Al-Maraghi menjelaskan, siapapun menyaksikan masuknya bulan, dan
kesaksiannya itu melalui melihat hilal tanda masuk bulan (tanggal satu)
atau mengetahui melalui orang lain, maka hendaknya ia berpuasa.
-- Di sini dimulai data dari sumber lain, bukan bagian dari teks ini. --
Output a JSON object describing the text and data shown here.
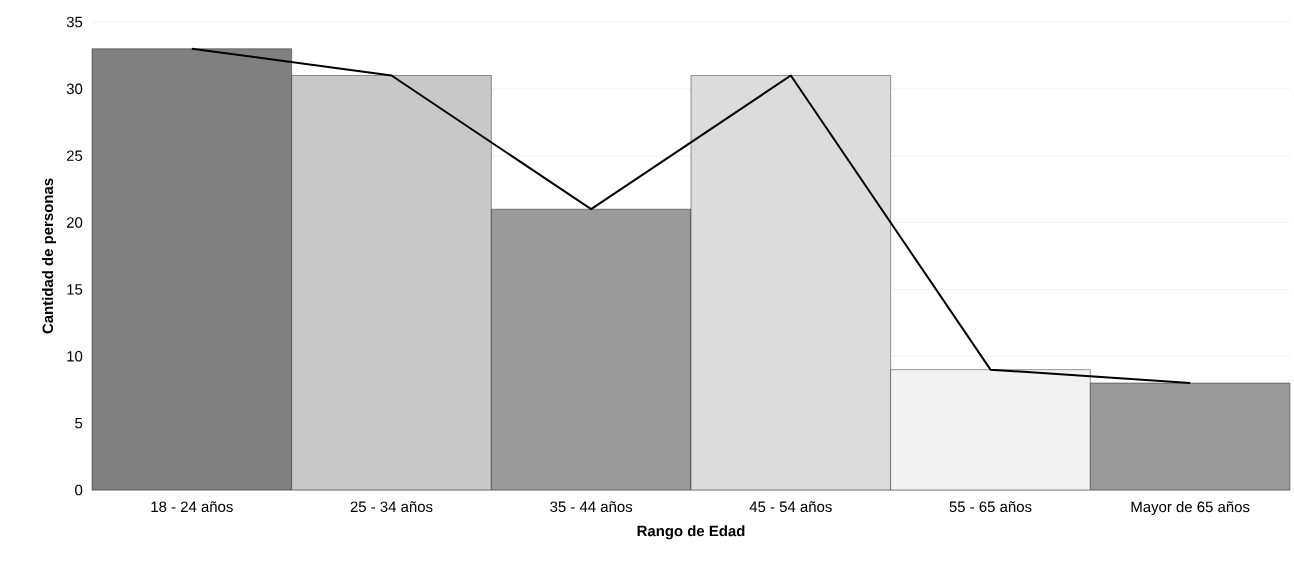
{
  "chart_data": {
    "type": "bar",
    "xlabel": "Rango de Edad",
    "ylabel": "Cantidad de personas",
    "categories": [
      "18 - 24 años",
      "25 - 34 años",
      "35 - 44 años",
      "45 - 54 años",
      "55 - 65 años",
      "Mayor de 65 años"
    ],
    "series": [
      {
        "values": [
          33,
          31,
          21,
          31,
          9,
          8
        ],
        "colors": [
          "#808080",
          "#c8c8c8",
          "#9a9a9a",
          "#dcdcdc",
          "#f2f2f2",
          "#9a9a9a"
        ]
      },
      {
        "type": "line",
        "color": "#000000",
        "values": [
          33,
          31,
          21,
          31,
          9,
          8
        ]
      }
    ],
    "ylim": [
      0,
      35
    ],
    "yticks": [
      0,
      5,
      10,
      15,
      20,
      25,
      30,
      35
    ],
    "grid": "y"
  }
}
Keterangan hadits mengenai masalah ini sangat banyak, yang tersebut di
dalam Sunnah Nabawi, dan sudah dilaksanakan sejak Islam permulaan hingga
sekarang.
Pelaksanaannya secara terpimpin oleh Rasulullah Shallallahu ‘Alaihi
Wasallam, lalu dilanjutkan oleh Khulafaur Rasyidin Al-Mahdiyyin, Abu
Bakar Ash-Shiddiq, Umar bin Khattab, Utsman bin Affan, hingga Ali bin
Abi Thalib. Pada masa Mulkan, baik Adhan maupun Jabbariyah, walaupun
telah bergeser dari sistem Khilafah ke sistem Mulkan, tetapi sentral
pengambilan keputusan Ru’yatul Hilal oleh pimpinan umat Islam tetap
terjaga. Dan memang penentuan awal Ramadhan merupakan hak dan wewenang
Imaam / Khalifah.
Rasulullah Shallallahu ‘Alaihi Wasallam bersabda :
صُومُوا لِرُؤْيَتِهِ وَأَفْطِرُوا لِرُؤْيَتِهِ فَإِنْ غُبِّيَ عَلَيْكُمْ فَأَكْمِلُوا عِدَّةَ شَعْبَانَ ثَلَاثِينَ
Artinya : “Shaumlah kalian dengan melihatnya (bulan) dan berbukalah
kalian dengan melihatnya (bulan), maka bila tertutup mendung
sempurnakanlah Sya’ban menjadi tiga puluh hari.” (HR. Bukhari dan Muslim
dari Abu Hurairah Radhiyallahu ‘Anhu).
لاَ تَصُومُوا حَتَّى تَرَوْا الْهِلاَلَ وَلاَ تُفْطِرُوا حَتَّى تَرَوْهُ
Artinya: “Janganlah kalian berpuasa hingga melihat hilal dan
janganlah berbuka (idul fitri) hingga melihatnya (hilal), (HR. Bukhari
dari Ibnu ‘Umar Radhiyallahu ‘Anhu).
Perbedaan Ru’yatul Hilal
Tentang perbedaan menetapkan tanggal 1 Ramadhan dan Hari Raya
terutama di Indonesia selama ini dianggap tidak menimbulkan masalah yang
terlalu berarti di kalangan masyarakat. Karena umat Islam di Indonesia
selama ini sudah terbiasa dengan penentuan hari raya tersebut.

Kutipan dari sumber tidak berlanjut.